Heart Vessels. 2017 May;32(5):539-548. doi: 10.1007/s00380-016-0910-2. Epub 2016 Oct 31.
The aim of the study was to elucidate the aggressive reduction of both low-density lipoprotein cholesterol (LDL-C) and blood pressure (BP) reduced coronary atherosclerotic plaque volume compared with a standard treatment of LDL-C and BP in Japanese patients with coronary artery disease (CAD). This study is a prospective, randomized, and open-labelled with a blind-endpoint evaluation study. A total of 97 patients (81 men, mean age 62.0 ± 9.6) with CAD undergoing intravascular ultrasonography (IVUS)-guided percutaneous coronary intervention (PCI) were randomized, and 68 patients had IVUS examinations at baseline and at 18-24 months follow-up. Patients were randomly assigned to standard or aggressive strategies targeting LDL-C and a BP of 100 mg/dL and 140/90 mmHg vs. 70 mg/dL and 120/70 mmHg, respectively. The primary endpoint was the percent change in coronary plaque volume. Both standard and aggressive strategies succeeded to achieve target levels of LDL-C and BP; 74.9 ± 14.7 vs. 63.7 ± 11.9 mg/dL (NS) and 124.1 ± 9.4/75.8 ± 7.7 vs. 113.6 ± 9.6/65.8 ± 9.4 mmHg (systolic BP; NS, diastolic BP; p < 0.05), respectively. Both groups showed a significant reduction in the coronary plaque volume of -9.4 ± 10.7% and -8.7 ± 8.6% (NS) in standard and aggressive therapies, respectively. Both standard and aggressive intervention significantly regressed coronary plaque volume by the same degree, suggesting the importance of simultaneous reductions of LDL-C and BP for prevention of CAD.

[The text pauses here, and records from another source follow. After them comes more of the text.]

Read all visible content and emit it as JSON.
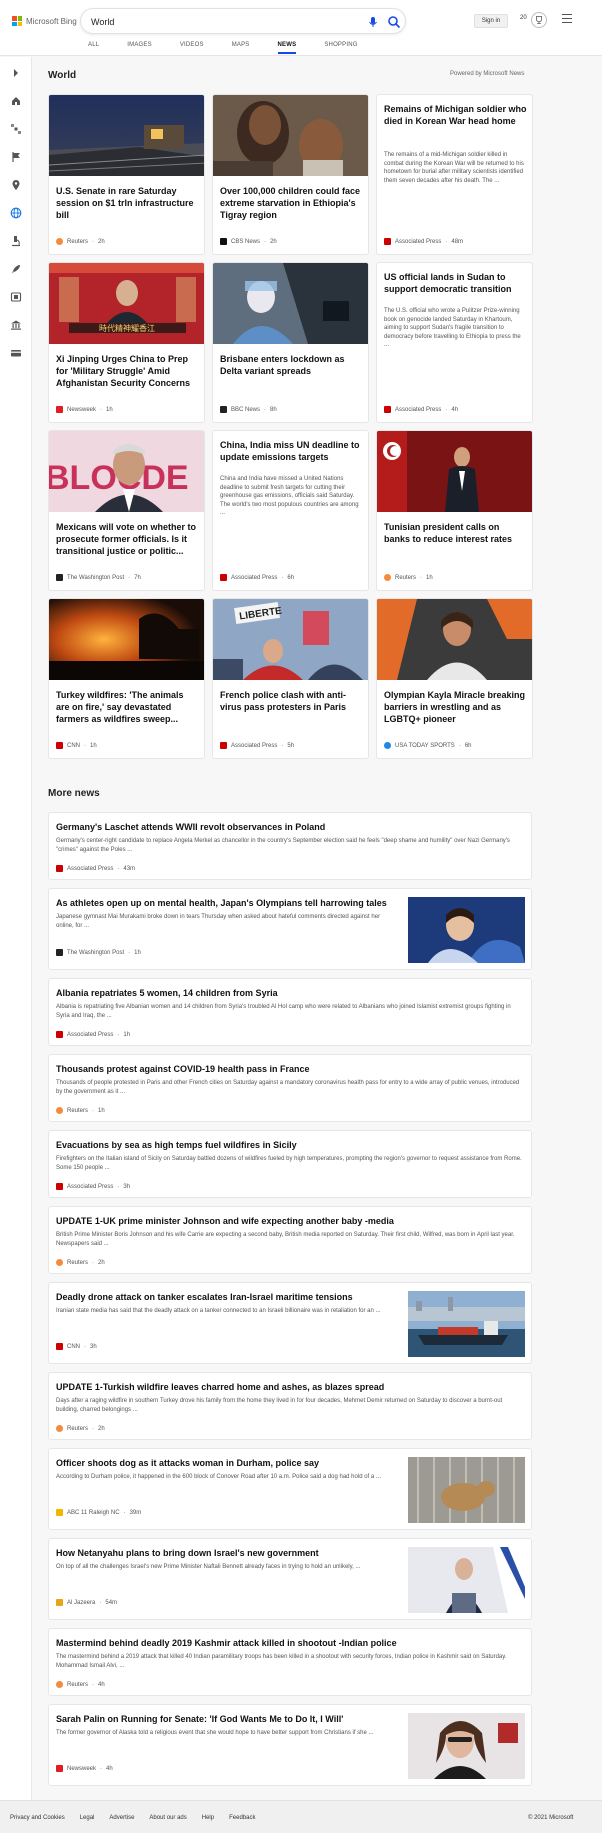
{
  "brand": {
    "name": "Microsoft Bing",
    "colors": [
      "#f25022",
      "#7fba00",
      "#00a4ef",
      "#ffb900"
    ]
  },
  "search": {
    "value": "World"
  },
  "tabs": [
    {
      "label": "ALL"
    },
    {
      "label": "IMAGES"
    },
    {
      "label": "VIDEOS"
    },
    {
      "label": "MAPS"
    },
    {
      "label": "NEWS",
      "active": true
    },
    {
      "label": "SHOPPING"
    }
  ],
  "account": {
    "signin_label": "Sign in",
    "points": "20"
  },
  "rail_icons": [
    "chevron-right-icon",
    "home-icon",
    "satellite-icon",
    "flag-icon",
    "location-icon",
    "globe-icon",
    "microscope-icon",
    "rocket-icon",
    "film-icon",
    "bank-icon",
    "card-icon"
  ],
  "section": {
    "title": "World",
    "powered": "Powered by Microsoft News"
  },
  "top_stories": [
    {
      "title": "U.S. Senate in rare Saturday session on $1 trln infrastructure bill",
      "source": "Reuters",
      "time": "2h",
      "src_color": "#f58a3c"
    },
    {
      "title": "Over 100,000 children could face extreme starvation in Ethiopia's Tigray region",
      "source": "CBS News",
      "time": "2h",
      "src_color": "#111111"
    },
    {
      "title": "Remains of Michigan soldier who died in Korean War head home",
      "snippet": "The remains of a mid-Michigan soldier killed in combat during the Korean War will be returned to his hometown for burial after military scientists identified them seven decades after his death. The ...",
      "source": "Associated Press",
      "time": "48m",
      "src_color": "#cc0000"
    },
    {
      "title": "Xi Jinping Urges China to Prep for 'Military Struggle' Amid Afghanistan Security Concerns",
      "source": "Newsweek",
      "time": "1h",
      "src_color": "#e31b23"
    },
    {
      "title": "Brisbane enters lockdown as Delta variant spreads",
      "source": "BBC News",
      "time": "8h",
      "src_color": "#222222"
    },
    {
      "title": "US official lands in Sudan to support democratic transition",
      "snippet": "The U.S. official who wrote a Pulitzer Prize-winning book on genocide landed Saturday in Khartoum, aiming to support Sudan's fragile transition to democracy before travelling to Ethiopia to press the ...",
      "source": "Associated Press",
      "time": "4h",
      "src_color": "#cc0000"
    },
    {
      "title": "Mexicans will vote on whether to prosecute former officials. Is it transitional justice or politic...",
      "source": "The Washington Post",
      "time": "7h",
      "src_color": "#222222"
    },
    {
      "title": "China, India miss UN deadline to update emissions targets",
      "snippet": "China and India have missed a United Nations deadline to submit fresh targets for cutting their greenhouse gas emissions, officials said Saturday. The world's two most populous countries are among ...",
      "source": "Associated Press",
      "time": "6h",
      "src_color": "#cc0000"
    },
    {
      "title": "Tunisian president calls on banks to reduce interest rates",
      "source": "Reuters",
      "time": "1h",
      "src_color": "#f58a3c"
    },
    {
      "title": "Turkey wildfires: 'The animals are on fire,' say devastated farmers as wildfires sweep...",
      "source": "CNN",
      "time": "1h",
      "src_color": "#cc0000"
    },
    {
      "title": "French police clash with anti-virus pass protesters in Paris",
      "source": "Associated Press",
      "time": "5h",
      "src_color": "#cc0000"
    },
    {
      "title": "Olympian Kayla Miracle breaking barriers in wrestling and as LGBTQ+ pioneer",
      "source": "USA TODAY SPORTS",
      "time": "6h",
      "src_color": "#1e88e5"
    }
  ],
  "image_texts": {
    "xi_banner": "時代精神耀香江",
    "mexico_banner": "BLOCDE",
    "paris_sign": "LIBERTE"
  },
  "more_news": {
    "title": "More news",
    "items": [
      {
        "title": "Germany's Laschet attends WWII revolt observances in Poland",
        "snippet": "Germany's center-right candidate to replace Angela Merkel as chancellor in the country's September election said he feels \"deep shame and humility\" over Nazi Germany's \"crimes\" against the Poles ...",
        "source": "Associated Press",
        "time": "43m",
        "src_color": "#cc0000"
      },
      {
        "title": "As athletes open up on mental health, Japan's Olympians tell harrowing tales",
        "snippet": "Japanese gymnast Mai Murakami broke down in tears Thursday when asked about hateful comments directed against her online, for ...",
        "source": "The Washington Post",
        "time": "1h",
        "src_color": "#222222"
      },
      {
        "title": "Albania repatriates 5 women, 14 children from Syria",
        "snippet": "Albania is repatriating five Albanian women and 14 children from Syria's troubled Al Hol camp who were related to Albanians who joined Islamist extremist groups fighting in Syria and Iraq, the ...",
        "source": "Associated Press",
        "time": "1h",
        "src_color": "#cc0000"
      },
      {
        "title": "Thousands protest against COVID-19 health pass in France",
        "snippet": "Thousands of people protested in Paris and other French cities on Saturday against a mandatory coronavirus health pass for entry to a wide array of public venues, introduced by the government as it ...",
        "source": "Reuters",
        "time": "1h",
        "src_color": "#f58a3c"
      },
      {
        "title": "Evacuations by sea as high temps fuel wildfires in Sicily",
        "snippet": "Firefighters on the Italian island of Sicily on Saturday battled dozens of wildfires fueled by high temperatures, prompting the region's governor to request assistance from Rome. Some 150 people ...",
        "source": "Associated Press",
        "time": "3h",
        "src_color": "#cc0000"
      },
      {
        "title": "UPDATE 1-UK prime minister Johnson and wife expecting another baby -media",
        "snippet": "British Prime Minister Boris Johnson and his wife Carrie are expecting a second baby, British media reported on Saturday. Their first child, Wilfred, was born in April last year. Newspapers said ...",
        "source": "Reuters",
        "time": "2h",
        "src_color": "#f58a3c"
      },
      {
        "title": "Deadly drone attack on tanker escalates Iran-Israel maritime tensions",
        "snippet": "Iranian state media has said that the deadly attack on a tanker connected to an Israeli billionaire was in retaliation for an ...",
        "source": "CNN",
        "time": "3h",
        "src_color": "#cc0000"
      },
      {
        "title": "UPDATE 1-Turkish wildfire leaves charred home and ashes, as blazes spread",
        "snippet": "Days after a raging wildfire in southern Turkey drove his family from the home they lived in for four decades, Mehmet Demir returned on Saturday to discover a burnt-out building, charred belongings ...",
        "source": "Reuters",
        "time": "2h",
        "src_color": "#f58a3c"
      },
      {
        "title": "Officer shoots dog as it attacks woman in Durham, police say",
        "snippet": "According to Durham police, it happened in the 600 block of Conover Road after 10 a.m. Police said a dog had hold of a ...",
        "source": "ABC 11 Raleigh NC",
        "time": "39m",
        "src_color": "#f2b600"
      },
      {
        "title": "How Netanyahu plans to bring down Israel's new government",
        "snippet": "On top of all the challenges Israel's new Prime Minister Naftali Bennett already faces in trying to hold an unlikely, ...",
        "source": "Al Jazeera",
        "time": "54m",
        "src_color": "#e8a317"
      },
      {
        "title": "Mastermind behind deadly 2019 Kashmir attack killed in shootout -Indian police",
        "snippet": "The mastermind behind a 2019 attack that killed 40 Indian paramilitary troops has been killed in a shootout with security forces, Indian police in Kashmir said on Saturday. Mohammad Ismail Alvi, ...",
        "source": "Reuters",
        "time": "4h",
        "src_color": "#f58a3c"
      },
      {
        "title": "Sarah Palin on Running for Senate: 'If God Wants Me to Do It, I Will'",
        "snippet": "The former governor of Alaska told a religious event that she would hope to have better support from Christians if she ...",
        "source": "Newsweek",
        "time": "4h",
        "src_color": "#e31b23"
      }
    ]
  },
  "footer": {
    "links": [
      "Privacy and Cookies",
      "Legal",
      "Advertise",
      "About our ads",
      "Help",
      "Feedback"
    ],
    "copyright": "© 2021 Microsoft"
  }
}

本研究的目的是阐明,与日本冠心病(CAD)患者低密度脂蛋白胆固醇(LDL-C)和血压(BP)的标准治疗相比,积极降低LDL-C和BP是否能减少冠状动脉粥样硬化斑块体积。本研究是一项前瞻性、随机、开放标签且采用盲终点评估的研究。共有97例接受血管内超声(IVUS)引导下经皮冠状动脉介入治疗(PCI)的CAD患者(81例男性,平均年龄62.0±9.6岁)被随机分组,68例患者在基线及18 - 24个月随访时接受了IVUS检查。患者被随机分配至针对LDL-C和BP的标准或积极策略组,标准策略组目标为LDL-C 100mg/dL和BP 140/90mmHg,积极策略组目标为LDL-C 70mg/dL和BP 120/70mmHg。主要终点是冠状动脉斑块体积的变化百分比。标准和积极策略均成功实现了LDL-C和BP的目标水平;分别为74.9±14.7 vs. 63.7±11.9mg/dL(无显著差异)以及124.1±9.4/75.8±7.7 vs. 113.6±9.6/65.8±9.4mmHg(收缩压:无显著差异,舒张压:p<0.05)。标准治疗组和积极治疗组冠状动脉斑块体积分别显著减少了-9.4±10.7%和-8.7±8.6%(无显著差异)。标准干预和积极干预均使冠状动脉斑块体积显著缩小相同程度,这表明同时降低LDL-C和BP对预防CAD具有重要意义。